Por Felipe Costa
2 marzo, 2021

Carlos Mendez se dio cuenta que los perros callejeros de su ciudad han estado pasando hambre durante la pandemia, así que ocupó sus ahorros y una tarde para recorrer distintas zonas e ir dejando agua y croquetas para que los peludos tuviesen su banquete. Espera que otros repliquen sus pasos.

El problema de los perros callejeros es algo que sucede en casi toda gran ciudad del mundo.
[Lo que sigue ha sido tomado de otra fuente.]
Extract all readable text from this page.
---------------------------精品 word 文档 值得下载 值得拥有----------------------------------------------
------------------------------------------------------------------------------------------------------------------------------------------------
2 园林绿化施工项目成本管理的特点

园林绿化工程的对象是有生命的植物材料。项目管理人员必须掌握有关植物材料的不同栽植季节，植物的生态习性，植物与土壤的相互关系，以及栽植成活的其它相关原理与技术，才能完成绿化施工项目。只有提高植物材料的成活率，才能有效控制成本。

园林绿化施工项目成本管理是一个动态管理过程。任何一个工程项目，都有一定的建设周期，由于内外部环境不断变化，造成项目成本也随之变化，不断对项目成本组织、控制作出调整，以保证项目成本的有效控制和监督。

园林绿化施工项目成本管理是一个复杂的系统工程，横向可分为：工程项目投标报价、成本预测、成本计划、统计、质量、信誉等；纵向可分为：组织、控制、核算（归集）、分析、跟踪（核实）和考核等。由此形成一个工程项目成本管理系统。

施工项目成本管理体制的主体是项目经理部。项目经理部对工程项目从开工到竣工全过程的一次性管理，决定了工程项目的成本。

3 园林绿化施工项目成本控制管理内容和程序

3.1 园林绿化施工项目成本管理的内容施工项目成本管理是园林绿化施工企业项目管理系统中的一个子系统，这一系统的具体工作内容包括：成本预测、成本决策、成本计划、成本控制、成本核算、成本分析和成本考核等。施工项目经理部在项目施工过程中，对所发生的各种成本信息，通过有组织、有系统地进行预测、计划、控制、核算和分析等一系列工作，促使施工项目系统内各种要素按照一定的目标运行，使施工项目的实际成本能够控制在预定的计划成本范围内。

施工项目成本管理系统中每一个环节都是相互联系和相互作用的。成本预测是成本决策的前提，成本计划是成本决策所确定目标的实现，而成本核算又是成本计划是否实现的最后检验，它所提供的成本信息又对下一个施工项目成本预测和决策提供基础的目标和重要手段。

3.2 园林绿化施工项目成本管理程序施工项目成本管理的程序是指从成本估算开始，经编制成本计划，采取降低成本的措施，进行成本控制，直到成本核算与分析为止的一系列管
Dependiendo claramente del país, existen servicios de refugios mejor adaptados para enfrentar este problema, pero en otras partes, llegar a todos es imposible y actualmente, durante la pandemia, han dejado de ser prioridad o sus dueños han preferido no hacerse cargo más de sus mascotas.

Carlos Mendez

Frente a un fenómeno que va creciendo en Bolivia, por la irresponsabilidad de sus dueños, un joven decidió hacer su aporte para impedir que estos cachorros sin hogar murieran de hambre, habiendo algunos que no han tocado un alimento en semanas, es por esto que salió a las calles de su ciudad y brindó comida gratuita a los peludos desamparados.

El joven es reconocido como Carlos y subió un video originalmente en TikTok, donde demostró su acto con el propósito de que otros puedan replicarlo en sus barrios.

Carlos Mendez

Carlos muestra en su video que salvarle la vida a estos perros es tan simple como dejarles un poco de agua y unas croquetas. La idea no es mantenerlos en las calles, pero si que puedan sobrevivir, un acto sumamente generoso. El joven además se encargó de colocar distintos recipientes plásticos con comida en varios puestos, con tal que los perros no se pelearan entre ellos.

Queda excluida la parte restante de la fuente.